The Holy Eucharist is the sacrament commanded by Christ for the continual remembrance of his life, death, and resurrection, until his coming again. The Eucharist, the Church’s sacrifice of praise and thanksgiving, is the way by which the sacrifice of Christ is made present, and in which he unites us to his one offering of himself. The Holy Eucharist is called the Lord’s Supper, and Holy Communion; it is also known as the Divine Liturgy, the Mass, and the Great Offering.
The outward and visible sign in the Eucharist is bread and wine, given and received according to Christ’s command. The inward and spiritual grace in the Holy Communion is the Body and Blood of Christ given to his people, and received by faith. The benefits we receive are the forgiveness of our sins, the strengthening of our union with Christ and one another, and the foretaste of the heavenly banquet which is our nourishment in eternal life.
When we come to the Eucharist, it is required that we examine our lives, repent of our sins, and be in love and charity with all people.
WHAT ARE THE SACRAMENTS?
The sacraments are outward and visible signs of inward and spiritual grace, given by Christ as sure and certain means by which we receive that grace. Grace is God’s favor towards us, unearned and undeserved; by grace God forgives our sins, enlightens our minds, stirs our hearts, and strengthens our wills. The two great sacraments given by Christ to his Church are Holy Baptism and the Holy Eucharist.
Other sacramental rites which evolved in the Church include confirmation, ordination, holy matrimony, reconciliation of a penitent, and unction. They differ from the two sacraments of the Gospel, Holy Baptism and Holy Eucharist. Although they are means of grace, they are not necessary for all persons in the same way that Baptism and the Eucharist are. Sacraments sustain our hope to live with confidence in newness and fullness of life, and to await the coming of Christ in glory, and the completion of God’s purpose for the world.
What is Confirmation? It is the rite in which we express a mature commitment to Christ, and receive strength from the Holy Spirit through prayer and the laying on of hands by a bishop. Currently (January 2015) an Inquirers’ Class is held on 5 consecutive Wednesdays which prepares candidates for confirmation.
What is Ordination? It is the rite in which God gives authority and the grace of the Holy Spirit to those being made bishops, priest, and deacons, through prayer and the laying on of hands by bishops.
What is Holy Matrimony?
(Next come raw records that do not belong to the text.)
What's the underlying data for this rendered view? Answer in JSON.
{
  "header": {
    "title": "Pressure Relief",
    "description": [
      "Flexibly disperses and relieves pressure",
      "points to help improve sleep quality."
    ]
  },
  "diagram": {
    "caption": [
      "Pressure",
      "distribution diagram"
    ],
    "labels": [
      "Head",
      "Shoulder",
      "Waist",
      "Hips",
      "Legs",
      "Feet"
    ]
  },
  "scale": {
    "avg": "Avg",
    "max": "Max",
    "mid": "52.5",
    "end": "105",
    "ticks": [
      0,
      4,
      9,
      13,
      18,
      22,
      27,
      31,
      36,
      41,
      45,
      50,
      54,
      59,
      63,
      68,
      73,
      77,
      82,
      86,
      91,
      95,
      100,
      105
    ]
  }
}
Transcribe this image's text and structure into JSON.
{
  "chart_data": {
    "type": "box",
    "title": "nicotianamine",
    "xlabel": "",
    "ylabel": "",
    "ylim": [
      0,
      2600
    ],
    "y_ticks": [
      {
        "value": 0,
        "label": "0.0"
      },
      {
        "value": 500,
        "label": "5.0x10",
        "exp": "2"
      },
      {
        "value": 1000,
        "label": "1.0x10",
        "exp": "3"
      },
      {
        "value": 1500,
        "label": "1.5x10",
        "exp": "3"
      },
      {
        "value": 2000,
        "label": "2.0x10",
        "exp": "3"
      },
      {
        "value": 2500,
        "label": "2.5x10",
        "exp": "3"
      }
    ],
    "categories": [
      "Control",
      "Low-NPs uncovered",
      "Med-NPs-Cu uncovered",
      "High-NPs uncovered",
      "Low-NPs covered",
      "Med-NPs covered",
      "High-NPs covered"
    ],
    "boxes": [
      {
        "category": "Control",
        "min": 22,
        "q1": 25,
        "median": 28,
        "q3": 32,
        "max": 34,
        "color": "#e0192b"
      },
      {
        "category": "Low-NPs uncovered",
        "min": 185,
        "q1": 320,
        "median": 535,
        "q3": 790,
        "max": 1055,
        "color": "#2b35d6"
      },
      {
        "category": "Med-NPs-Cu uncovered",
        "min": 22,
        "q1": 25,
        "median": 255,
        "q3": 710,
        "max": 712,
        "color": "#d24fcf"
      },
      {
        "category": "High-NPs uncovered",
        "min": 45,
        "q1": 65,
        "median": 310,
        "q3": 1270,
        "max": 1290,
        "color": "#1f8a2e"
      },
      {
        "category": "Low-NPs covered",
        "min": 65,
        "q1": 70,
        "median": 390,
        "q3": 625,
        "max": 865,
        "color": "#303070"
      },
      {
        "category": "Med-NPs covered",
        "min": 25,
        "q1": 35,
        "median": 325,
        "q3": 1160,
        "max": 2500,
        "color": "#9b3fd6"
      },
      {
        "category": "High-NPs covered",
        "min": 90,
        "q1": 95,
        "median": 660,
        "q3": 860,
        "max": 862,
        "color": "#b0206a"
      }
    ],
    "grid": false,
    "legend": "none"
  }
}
It is Christian marriage, in which the couple enter into a life-long union, make their vows before God and the Church, and receive the grace and blessing of God to help them fulfill their vows.
What is Reconciliation of a Penitent? It is the rite in which those who repent of their sins may confess them to God in the presence of a priest, and receive the assurance of pardon and the grace of absolution.
What is Unction of the Sick? It is the rite of anointing the sick with oil, or the laying on of hands, by which God’s grace is given for the healing of spirit, mind and body.